Apex Adelchi is a prime example of how the leather industry has developed over the past two decades. In 1990 AAFL produced 1,000 pairs of shoes each day and employed 350 people. Today, its workforce is made up of more than 7,500 people distributed in two factories and its production capacity totals 15,000 pairs of shoes per day. Continuous training programs and generous salaries have helped the company to maintain a strong and loyal labour force.
Mr Elahi says: “I have been in the business since 1973 and I have never had a single strike. Over the years, I have learned that to have a happy pool of workers, you need to make sure that Floor Management behaves properly when dealing with the workers. Our workers are to be given the respect they are due.”
Bangladesh’s leather is known all over the world for its quality. This is due partly to the luxurious vegetation the country boasts which encourages large populations of livestock. Traditionally, natural farms and fields do not apply barbed wire fencing which can damage the skins of animals. AAFL, for example, has experienced significant export growth as global buyers are relocating to Bangladesh from countries such as China and Vietnam. It is currently the leading exporter of leather footwear from Bangladesh to major shoe retailers in Europe, North America and Japan.
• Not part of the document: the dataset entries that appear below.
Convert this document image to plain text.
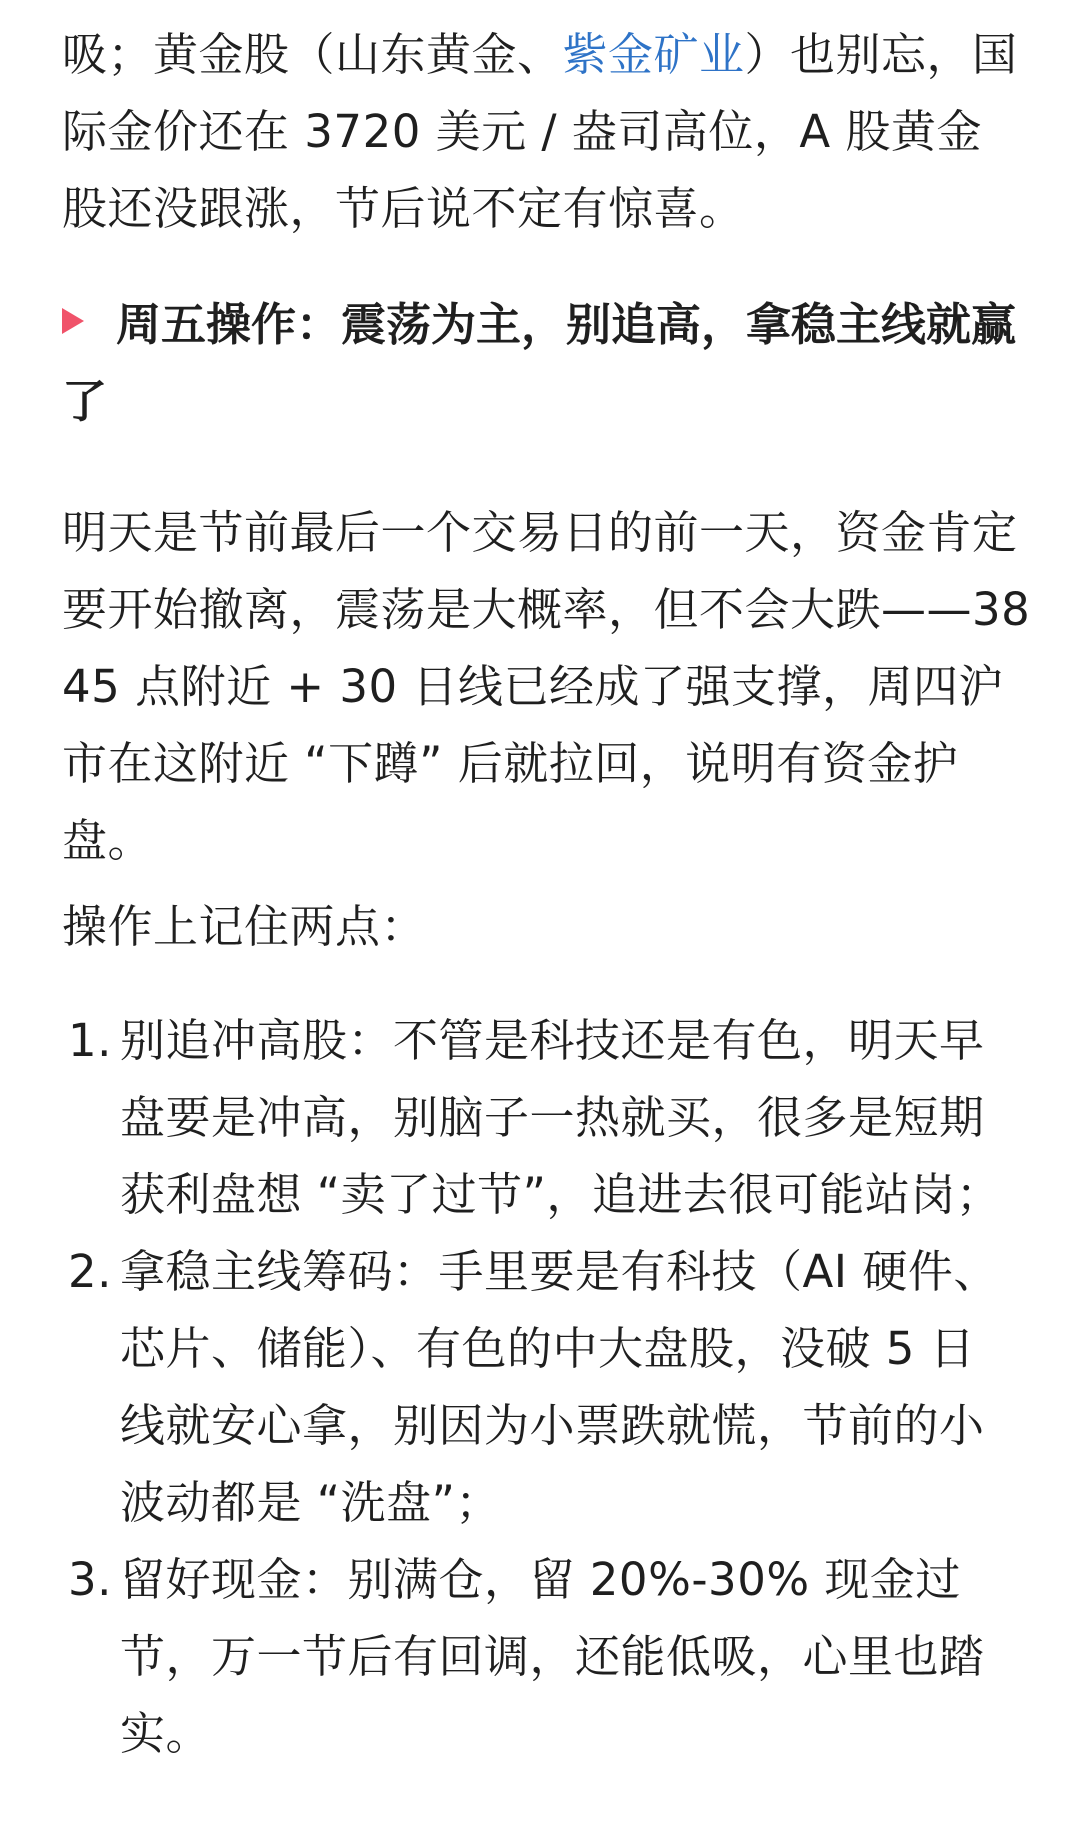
吸；黄金股（山东黄金、紫金矿业）也别忘，国际金价还在 3720 美元 / 盎司高位，A 股黄金股还没跟涨，节后说不定有惊喜。

周五操作：震荡为主，别追高，拿稳主线就赢了

明天是节前最后一个交易日的前一天，资金肯定要开始撤离，震荡是大概率，但不会大跌——3845 点附近 + 30 日线已经成了强支撑，周四沪市在这附近 “下蹲” 后就拉回，说明有资金护盘。

操作上记住两点：

1. 别追冲高股：不管是科技还是有色，明天早盘要是冲高，别脑子一热就买，很多是短期获利盘想 “卖了过节”，追进去很可能站岗；
2. 拿稳主线筹码：手里要是有科技（AI 硬件、芯片、储能）、有色的中大盘股，没破 5 日线就安心拿，别因为小票跌就慌，节前的小波动都是 “洗盘”；
3. 留好现金：别满仓，留 20%-30% 现金过节，万一节后有回调，还能低吸，心里也踏实。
In 2010, the company exported over 3.6 million pairs of shoes to 120 major shoe retailers and department stores in 30 countries, producing revenues of $100 million.
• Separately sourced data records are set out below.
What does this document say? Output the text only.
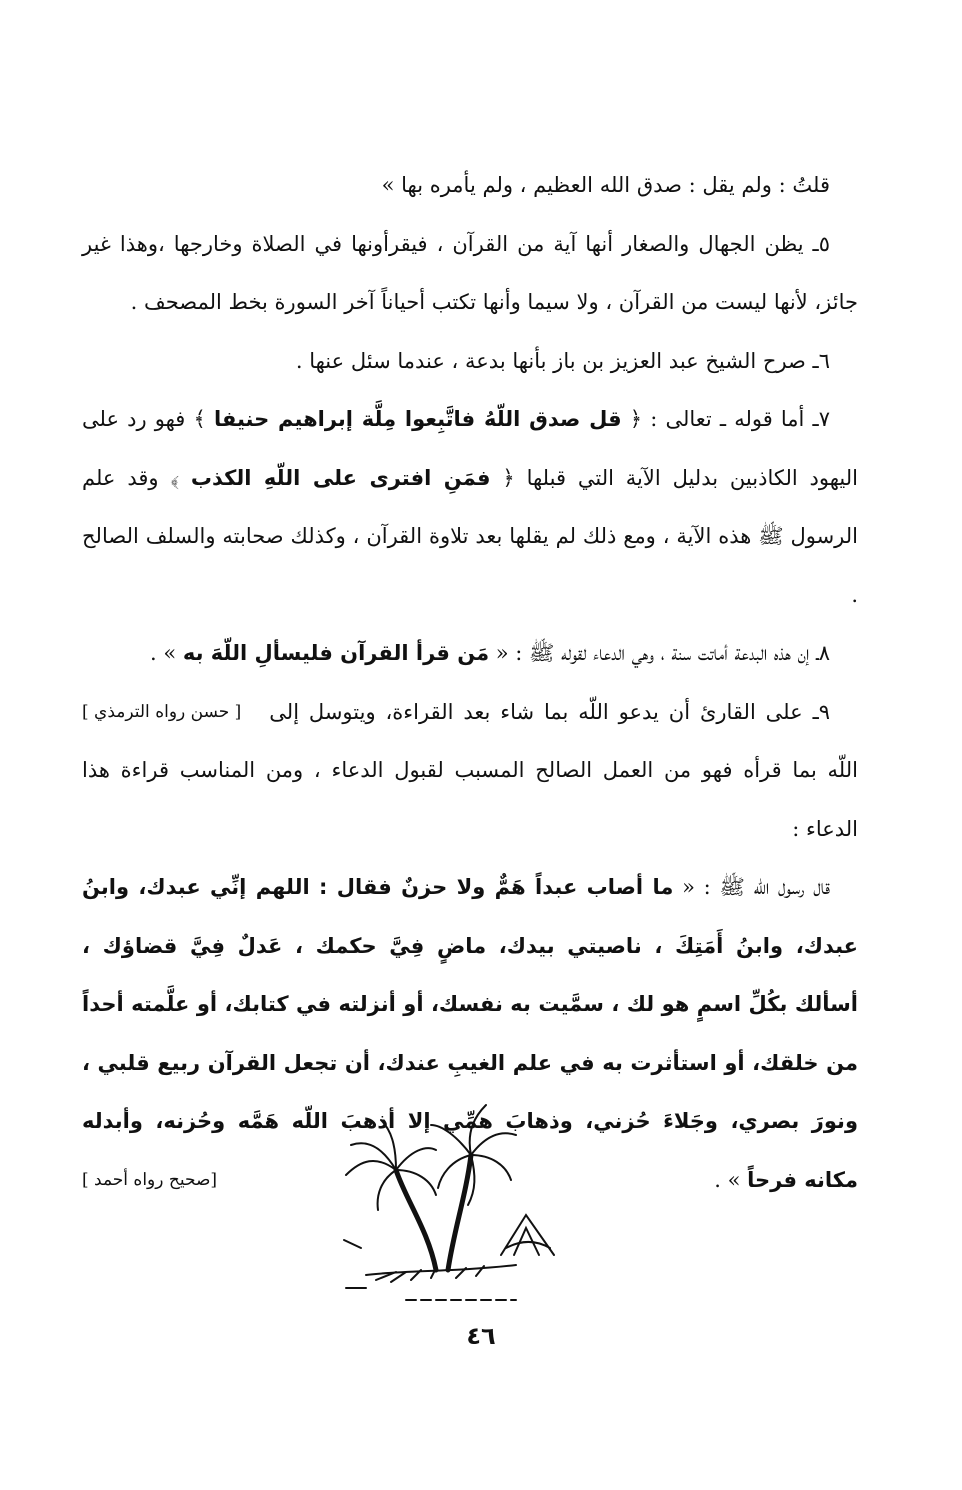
قلتُ : ولم يقل : صدق الله العظيم ، ولم يأمره بها »

٥ـ يظن الجهال والصغار أنها آية من القرآن ، فيقرأونها في الصلاة وخارجها ،وهذا غير جائز، لأنها ليست من القرآن ، ولا سيما وأنها تكتب أحياناً آخر السورة بخط المصحف .

٦ـ صرح الشيخ عبد العزيز بن باز بأنها بدعة ، عندما سئل عنها .

٧ـ أما قوله ـ تعالى : ﴿ قل صدق اللّهُ فاتَّبِعوا مِلَّة إبراهيم حنيفا ﴾ فهو رد على اليهود الكاذبين بدليل الآية التي قبلها ﴿ فمَنِ افترى على اللّهِ الكذب ﴾ وقد علم الرسول ﷺ هذه الآية ، ومع ذلك لم يقلها بعد تلاوة القرآن ، وكذلك صحابته والسلف الصالح .

٨ـ إن هذه البدعة أماتت سنة ، وهي الدعاء لقوله ﷺ : « مَن قرأ القرآن فليسألِ اللّهَ به » .
[ حسن رواه الترمذي ]	٩ـ على القارئ أن يدعو اللّه بما شاء بعد القراءة، ويتوسل إلى اللّه بما قرأه فهو من العمل الصالح المسبب لقبول الدعاء ، ومن المناسب قراءة هذا الدعاء :

قال رسول اللّه ﷺ : « ما أصاب عبداً هَمٌّ ولا حزنٌ فقال : اللهم إنِّي عبدك، وابنُ عبدك، وابنُ أَمَتِكَ ، ناصيتي بيدك، ماضٍ فِيَّ حكمك ، عَدلٌ فِيَّ قضاؤك ، أسألك بكُلِّ اسمٍ هو لك ، سمَّيت به نفسك، أو أنزلته في كتابك، أو علَّمته أحداً من خلقك، أو استأثرت به في علم الغيبِ عندك، أن تجعل القرآن ربيع قلبي ، ونورَ بصري، وجَلاءَ حُزني، وذهابَ همِّي إلا أذهبَ اللّه هَمَّه وحُزنه، وأبدله مكانه فرحاً » .
[صحيح رواه أحمد ]

٤٦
Fuelled by the growing international appetite for leather, the domestic tannery industry has rapidly expanded its production base. Apex Tannery, a sister concern of AAFL, is the largest in Bangladesh and with its independent effluent treatment plant (ETP) it safeguards the environment and the community it operates within.
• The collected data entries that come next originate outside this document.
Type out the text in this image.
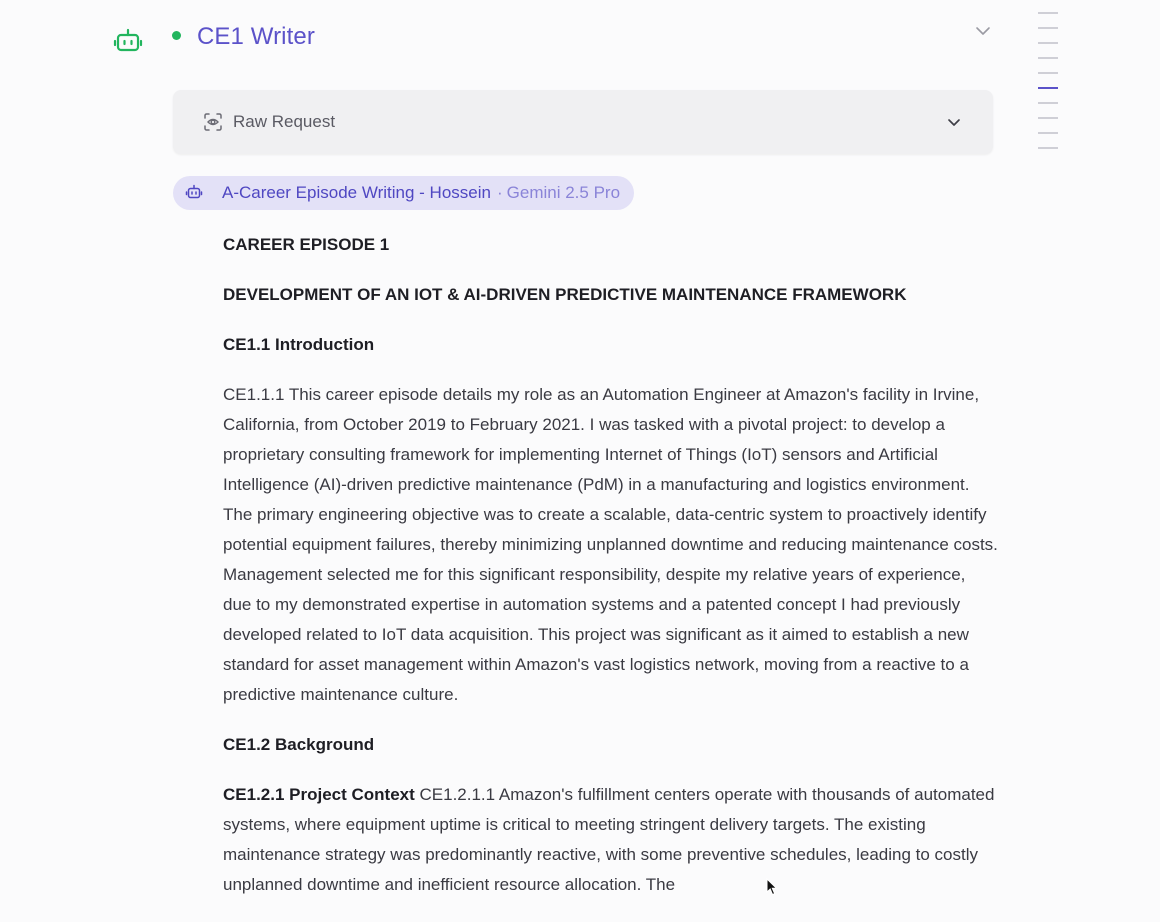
CE1 Writer
Raw Request
A-Career Episode Writing - Hossein · Gemini 2.5 Pro

CAREER EPISODE 1

DEVELOPMENT OF AN IOT & AI-DRIVEN PREDICTIVE MAINTENANCE FRAMEWORK

CE1.1 Introduction

CE1.1.1 This career episode details my role as an Automation Engineer at Amazon's facility in Irvine, California, from October 2019 to February 2021. I was tasked with a pivotal project: to develop a proprietary consulting framework for implementing Internet of Things (IoT) sensors and Artificial Intelligence (AI)-driven predictive maintenance (PdM) in a manufacturing and logistics environment. The primary engineering objective was to create a scalable, data-centric system to proactively identify potential equipment failures, thereby minimizing unplanned downtime and reducing maintenance costs. Management selected me for this significant responsibility, despite my relative years of experience, due to my demonstrated expertise in automation systems and a patented concept I had previously developed related to IoT data acquisition. This project was significant as it aimed to establish a new standard for asset management within Amazon's vast logistics network, moving from a reactive to a predictive maintenance culture.

CE1.2 Background

CE1.2.1 Project Context CE1.2.1.1 Amazon's fulfillment centers operate with thousands of automated systems, where equipment uptime is critical to meeting stringent delivery targets. The existing maintenance strategy was predominantly reactive, with some preventive schedules, leading to costly unplanned downtime and inefficient resource allocation. The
Two per cent of the global livestock population is found in Bangladesh, providing Apex tannery with plentiful stocks of raw material. It can produce from both local and imported sources freely without import duties and, due to the country’s pro-export policy, AAFL is able source any required shoe component duty-free for re-exports.
AAFL’s achievements are not solely export-based; in 1997 it established its local retail wing and today it has the fastest growing shoe retail network in Bangladesh. Trading as Gallerie Apex within the domestic market, its product range of quality leather designs follows European trends and has received a phenomenal response from Bangladeshi consumers.
Apex is also known as one of the country’s most socially responsible firms. Compliant with industrial and environmental regulations it also works in areas of healthcare and education to ensure the future of the country.
Among some of the company’s Corporate Social Responsibility (CSR) initiatives, for which it has an annual budget allocated, are helping drug victims re-establish themselves in society through retraining and employment and contributing to flood affected victims in distressed areas.
As part of its plan to continue expansion within the leather sector, Apex became one of the major pioneers and stakeholders in the apprenticeship program for disaster-affected people organized by the Centre of Excellence for Leather skills Bangladesh Limited (COEL), and is providing technical support and lending its premises over the next three years to prepare 2,400 new trainees.
AAFL has set elevated objectives for the near future and aims to increase its export volume by 200 per cent and up its domestic sales 275 per cent by 2015. The stakes are high but the company is confident in its abilities to outshine global competitors.